Avec cette MADAMA BUTTERFLY, les Berliner Philharmoniker offrent à Baden-Baden un splendide cadeau d’adieu !

Exceptionnelle Butterfly à Baden-Baden, avec un spectacle qui fera date : direction étincelante de Petrenko, distribution superlative… Quant à Livermore, il signe tout simplement ici l’un de ses spectacles plus forts. Un triomphe !

Avec ses 2 500 places, le Festspielhaus de Baden-Baden, paisible ville thermale de l’ouest du Bade-Wurtemberg, est le plus grand opéra d’Allemagne – le seul autre théâtre allemand de plus de 2 000 places est en fait le Nationaltheater de Munich. Reconstruit sur le site de l’ancienne gare, dont il utilise le bâtiment principal pour la billetterie, le vestiaire et un restaurant, tandis que la nouvelle partie se développe à l’arrière du bâtiment dans toute sa modernité, il accueille un festival annuel à Pâques, dont une production théâtrale qui comprend cette année Madama Butterfly sous la direction de Kirill Petrenko avec ses Berliner Philharmoniker.

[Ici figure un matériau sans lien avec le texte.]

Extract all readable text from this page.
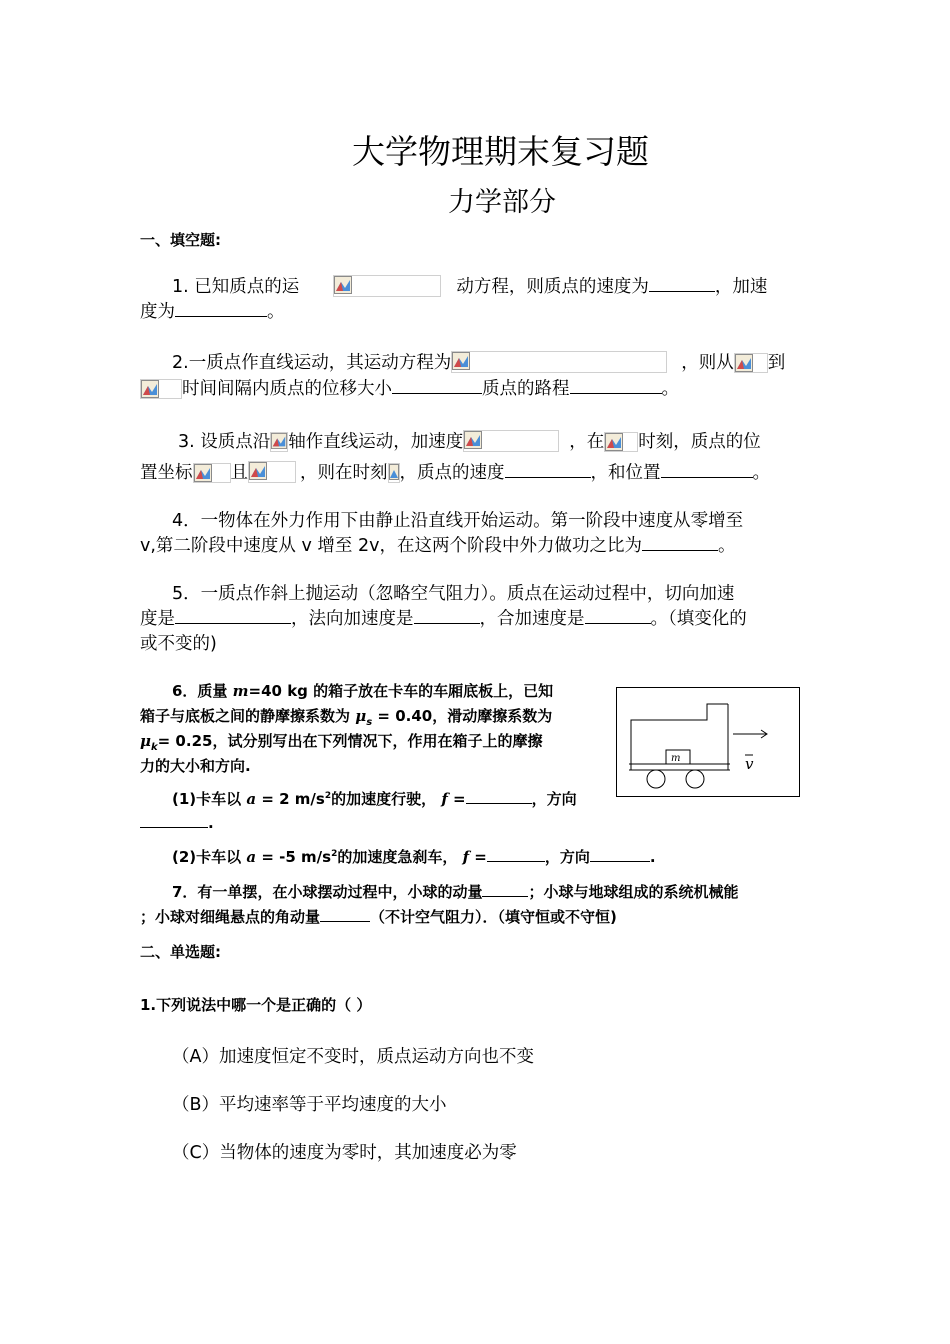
大学物理期末复习题
力学部分
一、填空题:
1. 已知质点的运	动方程，则质点的速度为	，加速
度为	。
2.一质点作直线运动，其运动方程为	，则从 到
时间间隔内质点的位移大小	质点的路程	。
3. 设质点沿 轴作直线运动，加速度	，在 时刻，质点的位
置坐标 且	，则在时刻 ，质点的速度	，和位置	。
4．一物体在外力作用下由静止沿直线开始运动。第一阶段中速度从零增至
v,第二阶段中速度从 v 增至 2v，在这两个阶段中外力做功之比为	。
5．一质点作斜上抛运动（忽略空气阻力）。质点在运动过程中，切向加速
度是	，法向加速度是	，合加速度是	。（填变化的
或不变的)
6．质量 m=40 kg 的箱子放在卡车的车厢底板上，已知
箱子与底板之间的静摩擦系数为 $\mu_s = 0.40$，滑动摩擦系数为
$\mu_k= 0.25$，试分别写出在下列情况下，作用在箱子上的摩擦
力的大小和方向.
(1)卡车以 a = 2 $m/s^2$的加速度行驶， f =	，方向
.
(2)卡车以 a = -5 $m/s^2$的加速度急刹车， f =	，方向	.
v
m
7．有一单摆，在小球摆动过程中，小球的动量	；小球与地球组成的系统机械能
；小球对细绳悬点的角动量	（不计空气阻力）．（填守恒或不守恒)
二、单选题:
1.下列说法中哪一个是正确的（ ）
（A）加速度恒定不变时，质点运动方向也不变
（B）平均速率等于平均速度的大小
（C）当物体的速度为零时，其加速度必为零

Comme on pouvait s’y attendre, la lecture du chef d’orchestre russe du chef-d’œuvre de Puccini est non seulement magistrale, mais aussi, à certains égards, éclairante et révélatrice. Dès le début, la partition est débarrassée de toute mièvrerie présumée, de tout sentimentalisme, de tout « puccinisme » : nous écoutons de la musique moderne du XXe siècle, tranchante, épurée et dramatiquement efficace. Petrenko met en valeur des pages qui s’avèrent presque inédites, comme les poignantes valses à la Rosenkavalier dans la scène du Prince Yamadori, sept ans avant l’œuvre straussienne ! ou encore certains moments qui anticipent The Turn of the Screw de Britten, à savoir l’incident du ‘Malo, malo‘ au début de l’interlude après le chœur à bouche fermée. Mais même sans pousser trop loin le jeu des références musicales, il ne fait aucun doute que la partition de Butterfly (1904) contient d’extraordinaires éléments de modernité dévoilés dans une interprétation de chambre qui réserve les quelques pics dynamiques aux moments saillants du final tragique, à l’apparition de l’oncle Bonzo ou de l’onctueux entremetteur Goro, lorsque Butterfly se défend contre ses railleries au deuxième acte.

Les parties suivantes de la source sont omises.